The calling pipeline and/or suite, not the module’s tool suite, are responsible for building the required conda environment or Singularity container using the definitions provided by an action module.
Step modules
Step modules provide reusable code files that can be called within a pipeline action that you configured yourself. Use of code in this way is more varied and flexible and hard to completely exemplify. One use case would be a module that provides a Snakefile useful to multiple pipelines:
# Workflow.sh
snakemake --snakefile $MODULES_DIR/example/path/Snakefile
The environment variable $MODULES_DIR
is available to all running pipelines to provide easy access to module files.
External modules
A pipeline may also use a module of either type from a different pipelines suite, which must also be installed into the working MDI directory by setting suite_dependencies
in the calling suite’s _config.yml file.
To use an external action module in pipeline.yml, the syntax is:
# pipeline.yml
actions:
actionName:
module: <suite>//example/path
To use an external step module file in your pipeline scripts, the syntax is:
# Workflow.sh
$SUITES_DIR/<suite>/shared/modules/example/path/<file>
Care must be taken that file paths within external module scripts respect the fact that many environment variables, e.g., $MODULES_DIR
, will be defined relative to the calling pipelines suite, not the external suite. Thus, the author of the external module must generally have anticipated it would be used by other suites by ensuring that all file paths resolve properly.
Module versioning
The version of a shared module is implicitly derived from the version of its parent suite, i.e., setting the version of a tool suite always yields the same, specific version of a module.

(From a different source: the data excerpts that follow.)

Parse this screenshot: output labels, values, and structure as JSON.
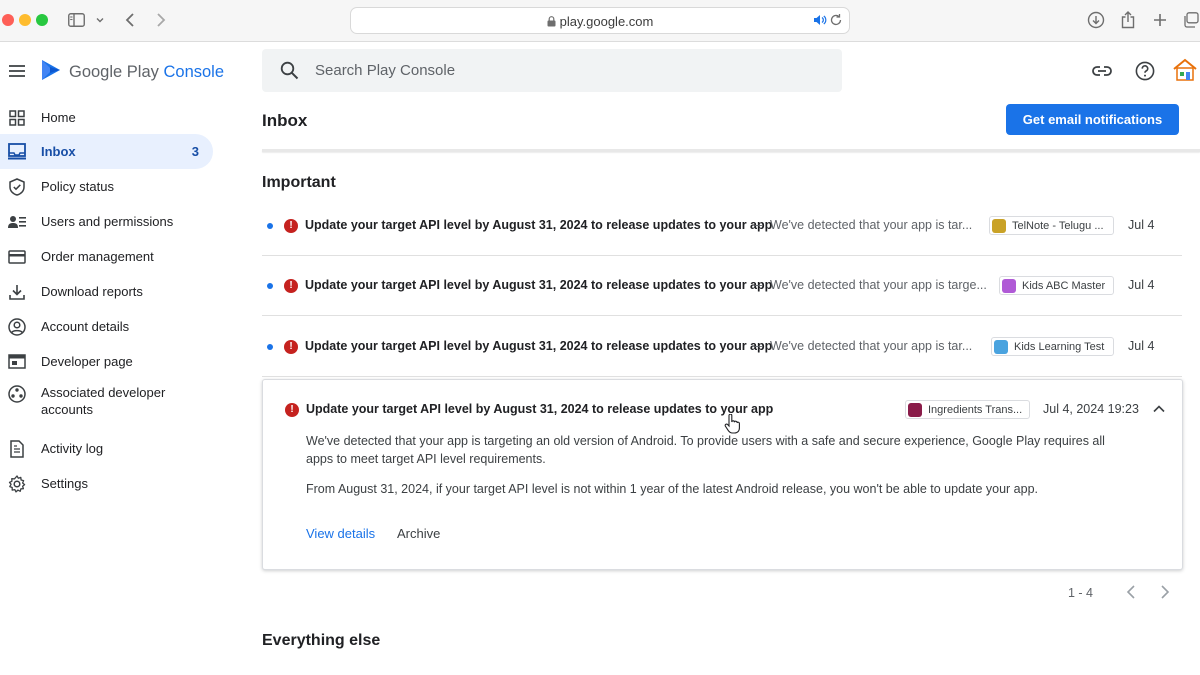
{
  "browser": {
    "url": "play.google.com"
  },
  "app": {
    "logo_google_play": "Google Play",
    "logo_console": "Console"
  },
  "search": {
    "placeholder": "Search Play Console"
  },
  "nav": {
    "items": [
      {
        "label": "Home",
        "icon": "grid-icon"
      },
      {
        "label": "Inbox",
        "icon": "inbox-icon",
        "count": "3",
        "active": true
      },
      {
        "label": "Policy status",
        "icon": "shield-check-icon"
      },
      {
        "label": "Users and permissions",
        "icon": "users-icon"
      },
      {
        "label": "Order management",
        "icon": "credit-card-icon"
      },
      {
        "label": "Download reports",
        "icon": "download-icon"
      },
      {
        "label": "Account details",
        "icon": "account-circle-icon"
      },
      {
        "label": "Developer page",
        "icon": "web-page-icon"
      },
      {
        "label": "Associated developer accounts",
        "icon": "connected-accounts-icon"
      },
      {
        "label": "Activity log",
        "icon": "document-icon"
      },
      {
        "label": "Settings",
        "icon": "gear-icon"
      }
    ]
  },
  "page": {
    "title": "Inbox",
    "email_button": "Get email notifications"
  },
  "sections": {
    "important": "Important",
    "everything_else": "Everything else"
  },
  "messages": [
    {
      "title": "Update your target API level by August 31, 2024 to release updates to your app",
      "separator": "–",
      "snippet": "We've detected that your app is tar...",
      "app": "TelNote - Telugu ...",
      "date": "Jul 4",
      "unread": true
    },
    {
      "title": "Update your target API level by August 31, 2024 to release updates to your app",
      "separator": "–",
      "snippet": "We've detected that your app is targe...",
      "app": "Kids ABC Master",
      "date": "Jul 4",
      "unread": true
    },
    {
      "title": "Update your target API level by August 31, 2024 to release updates to your app",
      "separator": "–",
      "snippet": "We've detected that your app is tar...",
      "app": "Kids Learning Test",
      "date": "Jul 4",
      "unread": true
    }
  ],
  "expanded_message": {
    "title": "Update your target API level by August 31, 2024 to release updates to your app",
    "app": "Ingredients Trans...",
    "date": "Jul 4, 2024 19:23",
    "body_1": "We've detected that your app is targeting an old version of Android. To provide users with a safe and secure experience, Google Play requires all apps to meet target API level requirements.",
    "body_2": "From August 31, 2024, if your target API level is not within 1 year of the latest Android release, you won't be able to update your app.",
    "view_details": "View details",
    "archive": "Archive"
  },
  "pagination": {
    "range": "1 - 4"
  },
  "colors": {
    "accent": "#1a73e8",
    "error": "#c5221f",
    "active_nav_bg": "#e8f0fe"
  }
}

For external shared modules, the module version can be set by requiring a specific version of the external suite at the pipeline level:
# pipeline.yml
suiteVersions:
suiteName: v0.0.0
For internal shared modules, if two pipelines in your tool suite require different versions of a similar module they must have different names so that they can be called differently by the two pipelines. Alternatively, one pipeline could recreate the module in its pipeline.yml file.